“**我们已经协议离婚,周野是在那之后才入职的。”
“好。”我说。
她大概没想到我答应得这么痛快,愣了一下,随即皱起眉:“你别跟我耍花样。”
“我自然不会。”
她盯着我看了几秒,转身对周野说:“你给他写一份稿子,让他照着念。”
周野抹了一把眼泪:“明天上午十点,公司在会议厅开个小型发布会,你上去念一遍就行。念完了,之前那五万块的债,我给你免了。”
“好。”我苦笑说。
十点,会议厅内。
我走上台,念完了稿子,刚准备离开,突然台下一个中年男人冲上来。
“你有没有廉耻,自己老婆在外面有人了,你还帮她洗白!”
保安连忙冲上去拦,场面瞬间失控。
一瞬间,我被人群推搡着挤进了电梯。
我靠着电梯壁,听着手机在口袋里震动。
赵海的消息:“咖啡厅,两点。
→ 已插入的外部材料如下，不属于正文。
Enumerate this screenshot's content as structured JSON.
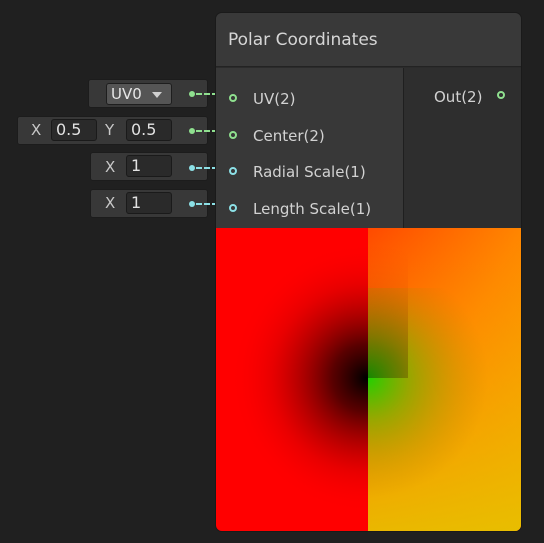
{
  "node": {
    "title": "Polar Coordinates",
    "inputs": [
      {
        "label": "UV(2)",
        "port_color": "#8fe08f"
      },
      {
        "label": "Center(2)",
        "port_color": "#8fe08f"
      },
      {
        "label": "Radial Scale(1)",
        "port_color": "#8ce0e6"
      },
      {
        "label": "Length Scale(1)",
        "port_color": "#8ce0e6"
      }
    ],
    "outputs": [
      {
        "label": "Out(2)",
        "port_color": "#8fe08f"
      }
    ]
  },
  "fields": {
    "uv": {
      "value": "UV0"
    },
    "center": {
      "x_label": "X",
      "x_value": "0.5",
      "y_label": "Y",
      "y_value": "0.5"
    },
    "radial_scale": {
      "x_label": "X",
      "x_value": "1"
    },
    "length_scale": {
      "x_label": "X",
      "x_value": "1"
    }
  },
  "preview": {
    "description_colors": [
      "#ff0000",
      "#00d000",
      "#ffcc00"
    ]
  }
}
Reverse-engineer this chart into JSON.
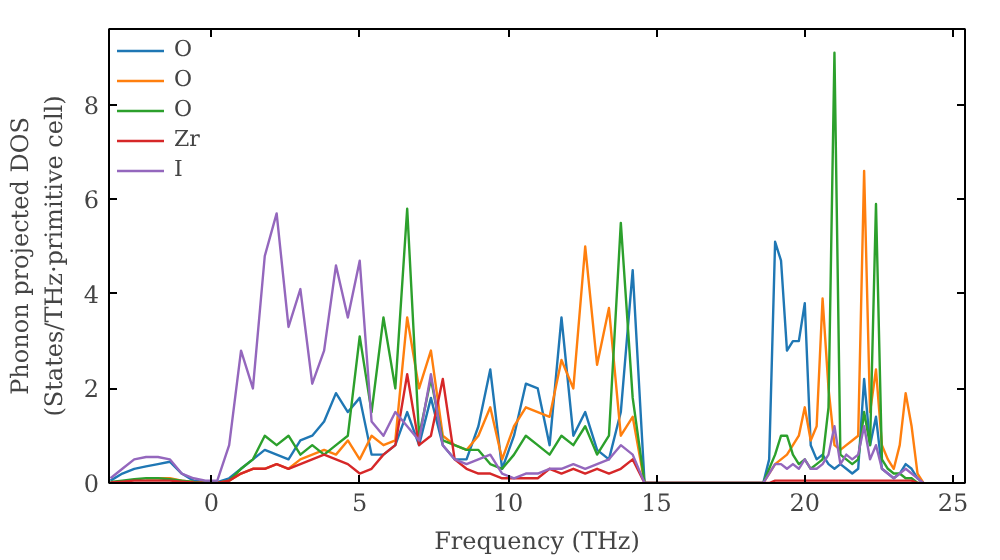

东西带来了吗?”
我攥紧手机。
昨晚周野和池雯雯出门后,我进了书房,用赵海给的密码打开了保险柜,拍下了她下季度的商业计划书、她和合伙人签的那份私下对赌协议。
趁此机会,我去了卫生间,把手机里的文件传给了赵海。
电梯门开,两个穿黑色西装的保镖走下来,一左一右架住我的胳膊,把我拖向停车场。
池雯雯坐在车里,手里夹着一根没点的烟。
看到我被架出来,嘴角浮起一丝冷笑。
我被塞进后座,车门关上后,彼此都沉默了。
还没等我反应过来,她把我按在车门上。
“都是因为你!害得周野他父母知道这件事之后气得高血压犯了,住在医院里!我现在给你最后一个机会,去给周野道歉,这件事就算翻篇了。”
我的视线开始模糊,耳朵里嗡嗡作响。
6
我被塞进车里,随后开往市第一人民医院。
周野已经在等着了。
周野父母正躺在床上,两个人看到我进来时,脸上的表情瞬间变了。
“就是你这个窝囊废?欺负我儿子啊?”"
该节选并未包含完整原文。